Parabricks 4.0

https://docs.nvidia.com/clara/parabricks/4.0.0/WhatsNew.html

Parabricks now runs with out a license and is available on the cluster via singularity.

To run Parabricks, you will need a GPU node that fits the following requirements.

  • Any NVIDIA GPU that supports CUDA architecture 60, 70, 75, or 80 and has at least 16GB of GPU RAM. Parabricks has been tested on the following NVIDIA GPUs:

    • V100

    • T4

    • A10, A30, A40, A100, A6000

  • System Requirements:

    • A 2 GPU server should have at least 100GB CPU RAM and at least 24 CPU threads.

    • A 4 GPU server should have at least 196GB CPU RAM and at least 32 CPU threads.

    • A 8 GPU server should have at least 392GB CPU RAM and at least 48 CPU threads.

 

Once you have a system that fulfills the above requirements, you will need to load singularity, and the version of Parabricks you are attempting to use. As of this article, parabricks 4.0 is the latest.

module load singularity/3.8.0 module load parabricks/4.0

After loading these, you can use the following to drop in to the Parabricks container.

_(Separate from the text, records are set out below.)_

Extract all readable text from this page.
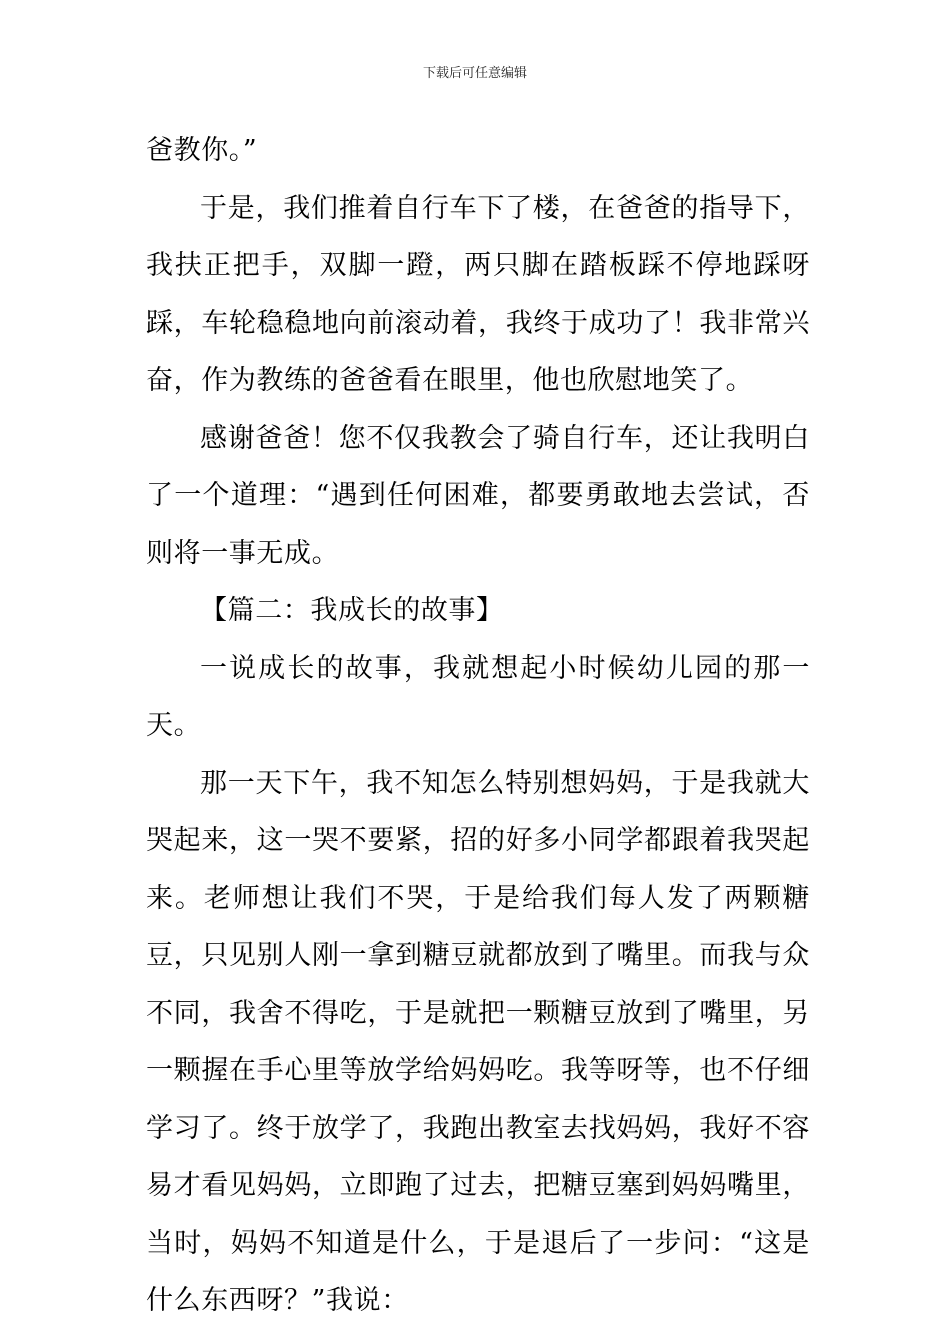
下载后可任意编辑

爸教你。”

于是，我们推着自行车下了楼，在爸爸的指导下，我扶正把手，双脚一蹬，两只脚在踏板踩不停地踩呀踩，车轮稳稳地向前滚动着，我终于成功了！我非常兴奋，作为教练的爸爸看在眼里，他也欣慰地笑了。

感谢爸爸！您不仅我教会了骑自行车，还让我明白了一个道理：“遇到任何困难，都要勇敢地去尝试，否则将一事无成。

【篇二：我成长的故事】

一说成长的故事，我就想起小时候幼儿园的那一天。

那一天下午，我不知怎么特别想妈妈，于是我就大哭起来，这一哭不要紧，招的好多小同学都跟着我哭起来。老师想让我们不哭，于是给我们每人发了两颗糖豆，只见别人刚一拿到糖豆就都放到了嘴里。而我与众不同，我舍不得吃，于是就把一颗糖豆放到了嘴里，另一颗握在手心里等放学给妈妈吃。我等呀等，也不仔细学习了。终于放学了，我跑出教室去找妈妈，我好不容易才看见妈妈，立即跑了过去，把糖豆塞到妈妈嘴里，当时，妈妈不知道是什么，于是退后了一步问：“这是什么东西呀？”我说：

singularity shell --nv `which parabricks.simg`

Once in the container, if you have the sample data, you can run the following

pbrun fq2bam --ref parabricks_sample/Ref/Homo_sapiens_assembly38.fasta --in-fq parabricks_sample/Data/sample_1.fq.gz parabricks_sample/Data/sample_2.fq.gz --out-bam fq2bam_output.bam

To get to any of the GPU models than can run Parabricks, you can either go with the wildfire partitions (no time limit)

or htcgpu (4 hour time limit). All GPUs in htcgpu partition can run Parabricks.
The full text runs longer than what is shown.